The Plutonium Management and Disposition Agreement (PMDA) calls for the United States and Russia to each dispose of 34 metric tons (MT) of excess weapon-grade plutonium by irradiating it as mixed oxide fuel (MOX), or by any other method that may be agreed by the Parties in writing. The MOX disposition pathway is a realization of the spent fuel standard (SFS) as envisaged in the 1994 National Academy of Sciences (NAS) review that recognized the value of physical, chemical, and radiological barriers to future use of the material in nuclear weapons whether by state or non-state actors. The decision to pursue the MOX pathway using light water reactors in combination with immobilization using a can-in-canister approach was adopted by the United States Department of Energy (DOE) after review of 37 different pathways for disposition in 1997. Since that time, the situation has evolved in a number of significant ways:
• Nonproliferation policy has been increasingly focused on potential threats from non-state actors, which increases the sense of urgency for timely disposition and potentially offers greater flexibility in the final form of the material to prevent future use;
• The cost of the MOX approach has increased dramatically compared to early estimates;
• A disposition alternative not available in the nineties has been successfully demonstrated in support of the closure of Rocky Flats and other projects—downblending or dilution of PuO2 with adulterating material and disposal in the Waste Isolation Pilot Plant (WIPP).
The Dilute and Dispose option can be thought of as substituting geologic disposal for the self-protecting radiation field and physical protection of spent fuel casks, and the dilution with adulterants as the chemical barrier. The Scoping Comment Summary from the Draft Surplus Plutonium Disposition Supplemental Environmental Impact Statement (SEIS) noted: “DOE believes that the alternatives, including the WIPP Alternative, analyzed in this Surplus Plutonium Disposition SEIS provide protection from theft, diversion, or future reuse in nuclear weapons akin to that afforded by the Spent Fuel Standard.” The review team concurs with this assessment and believes that the Dilute and Dispose approach meets the requirements for permanent disposition, but recognizes that this assertion will ultimately be subject to agreement with the Russians, and that the decision will be as much political as technical.

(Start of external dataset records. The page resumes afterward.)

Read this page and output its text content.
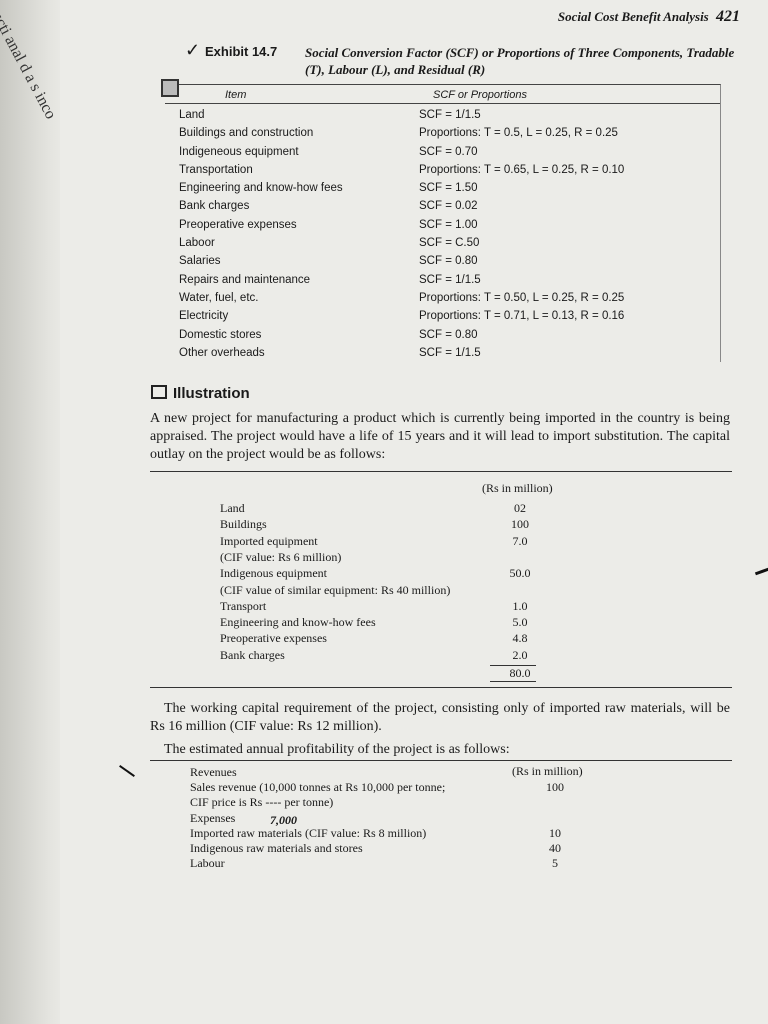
Social Cost Benefit Analysis 421
✓ Exhibit 14.7 Social Conversion Factor (SCF) or Proportions of Three Components, Tradable (T), Labour (L), and Residual (R)
Item	SCF or Proportions
Land	SCF = 1/1.5
Buildings and construction	Proportions: T = 0.5, L = 0.25, R = 0.25
Indigeneous equipment	SCF = 0.70
Transportation	Proportions: T = 0.65, L = 0.25, R = 0.10
Engineering and know-how fees	SCF = 1.50
Bank charges	SCF = 0.02
Preoperative expenses	SCF = 1.00
Laboor	SCF = C.50
Salaries	SCF = 0.80
Repairs and maintenance	SCF = 1/1.5
Water, fuel, etc.	Proportions: T = 0.50, L = 0.25, R = 0.25
Electricity	Proportions: T = 0.71, L = 0.13, R = 0.16
Domestic stores	SCF = 0.80
Other overheads	SCF = 1/1.5
Illustration
A new project for manufacturing a product which is currently being imported in the country is being appraised. The project would have a life of 15 years and it will lead to import substitution. The capital outlay on the project would be as follows:
(Rs in million)
Land	02
Buildings	100
Imported equipment	7.0
(CIF value: Rs 6 million)
Indigenous equipment	50.0
(CIF value of similar equipment: Rs 40 million)
Transport	1.0
Engineering and know-how fees	5.0
Preoperative expenses	4.8
Bank charges	2.0
80.0
The working capital requirement of the project, consisting only of imported raw materials, will be Rs 16 million (CIF value: Rs 12 million).
The estimated annual profitability of the project is as follows:
(Rs in million)
Revenues
Sales revenue (10,000 tonnes at Rs 10,000 per tonne;	100
CIF price is Rs ---- per tonne)
Expenses
Imported raw materials (CIF value: Rs 8 million)	10
Indigenous raw materials and stores	40
Labour	5
7,000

The primary focus of the Red Team was a comparison of the MOX approach to a Dilute and Dispose option (and some variants of each), in light of recently published cost comparisons. As discussed in the Introduction to this document, consideration was given to other options such as fast reactor Pu metal fuel or borehole disposal, but these options have large uncertainties in siting, licensing, cost, technology demonstration, and other factors, so the Red Team concluded early that they did not offer a suitable basis for near term decisions about the future of the program. Were fast reactors to become part of the overall U.S. nuclear energy strategy (as they are in Russia), or if a successful research and development program on borehole disposal led to siting of a disposal facility, these options could become more viable in the future.

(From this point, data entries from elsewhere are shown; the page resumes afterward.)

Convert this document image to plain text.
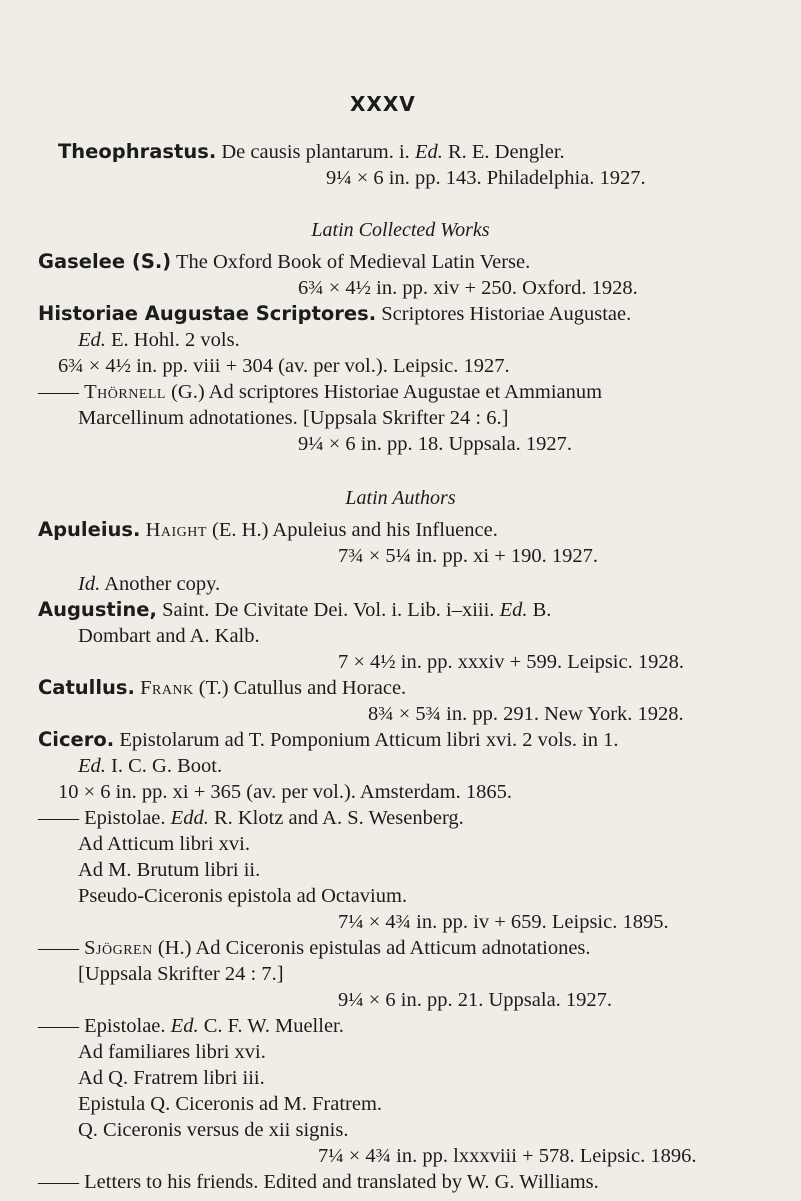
XXXV
Theophrastus. De causis plantarum. i. Ed. R. E. Dengler.
9¼ × 6 in. pp. 143. Philadelphia. 1927.
Latin Collected Works
Gaselee (S.) The Oxford Book of Medieval Latin Verse.
6¾ × 4½ in. pp. xiv + 250. Oxford. 1928.
Historiae Augustae Scriptores. Scriptores Historiae Augustae.
Ed. E. Hohl. 2 vols.
6¾ × 4½ in. pp. viii + 304 (av. per vol.). Leipsic. 1927.
—— Thörnell (G.) Ad scriptores Historiae Augustae et Ammianum
Marcellinum adnotationes. [Uppsala Skrifter 24 : 6.]
9¼ × 6 in. pp. 18. Uppsala. 1927.
Latin Authors
Apuleius. Haight (E. H.) Apuleius and his Influence.
7¾ × 5¼ in. pp. xi + 190. 1927.
Id. Another copy.
Augustine, Saint. De Civitate Dei. Vol. i. Lib. i–xiii. Ed. B.
Dombart and A. Kalb.
7 × 4½ in. pp. xxxiv + 599. Leipsic. 1928.
Catullus. Frank (T.) Catullus and Horace.
8¾ × 5¾ in. pp. 291. New York. 1928.
Cicero. Epistolarum ad T. Pomponium Atticum libri xvi. 2 vols. in 1.
Ed. I. C. G. Boot.
10 × 6 in. pp. xi + 365 (av. per vol.). Amsterdam. 1865.
—— Epistolae. Edd. R. Klotz and A. S. Wesenberg.
Ad Atticum libri xvi.
Ad M. Brutum libri ii.
Pseudo-Ciceronis epistola ad Octavium.
7¼ × 4¾ in. pp. iv + 659. Leipsic. 1895.
—— Sjögren (H.) Ad Ciceronis epistulas ad Atticum adnotationes.
[Uppsala Skrifter 24 : 7.]
9¼ × 6 in. pp. 21. Uppsala. 1927.
—— Epistolae. Ed. C. F. W. Mueller.
Ad familiares libri xvi.
Ad Q. Fratrem libri iii.
Epistula Q. Ciceronis ad M. Fratrem.
Q. Ciceronis versus de xii signis.
7¼ × 4¾ in. pp. lxxxviii + 578. Leipsic. 1896.
—— Letters to his friends. Edited and translated by W. G. Williams.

Analyses of the MOX and Dilute and Dispose options have been carried out at various times, by various parties, with differing degrees of access to relevant information, and with varying assumptions about conditions over the long duration of the program. The Red Team’s analysis focused on annual funding levels (during both construction and operations), risks to successful completion, and opportunities for improvements over time that could accelerate the program and save money. For comparison purposes, the Red Team describes a relatively optimistic view of the MOX approach [adjusted somewhat to account for a dispute in the present status of the MOX Fuel Fabrication Facility (MFFF) project], and compares it to a relatively conservative version of the Dilute and Dispose alternative.
The Red Team concluded that if the MOX pathway is to be successful, then annual funding for the whole program (MFFF plus other activities that produce feed material and support fuel licensing and reactor availability) would have to increase from the current ~$400M per year to ~$700M-$800M per year over the next 2-3 years, and then remain at $700M-$800M per year until all 34 MT are dispositioned (all in FY15 dollars). To be successful, the overall effort would need to be clearly driven with a strong mandate to integrate decision making across the sites and across DOE programs and organizations. At this funding level, operations would only commence after as much as 15 more years of construction and ~3 years of commissioning.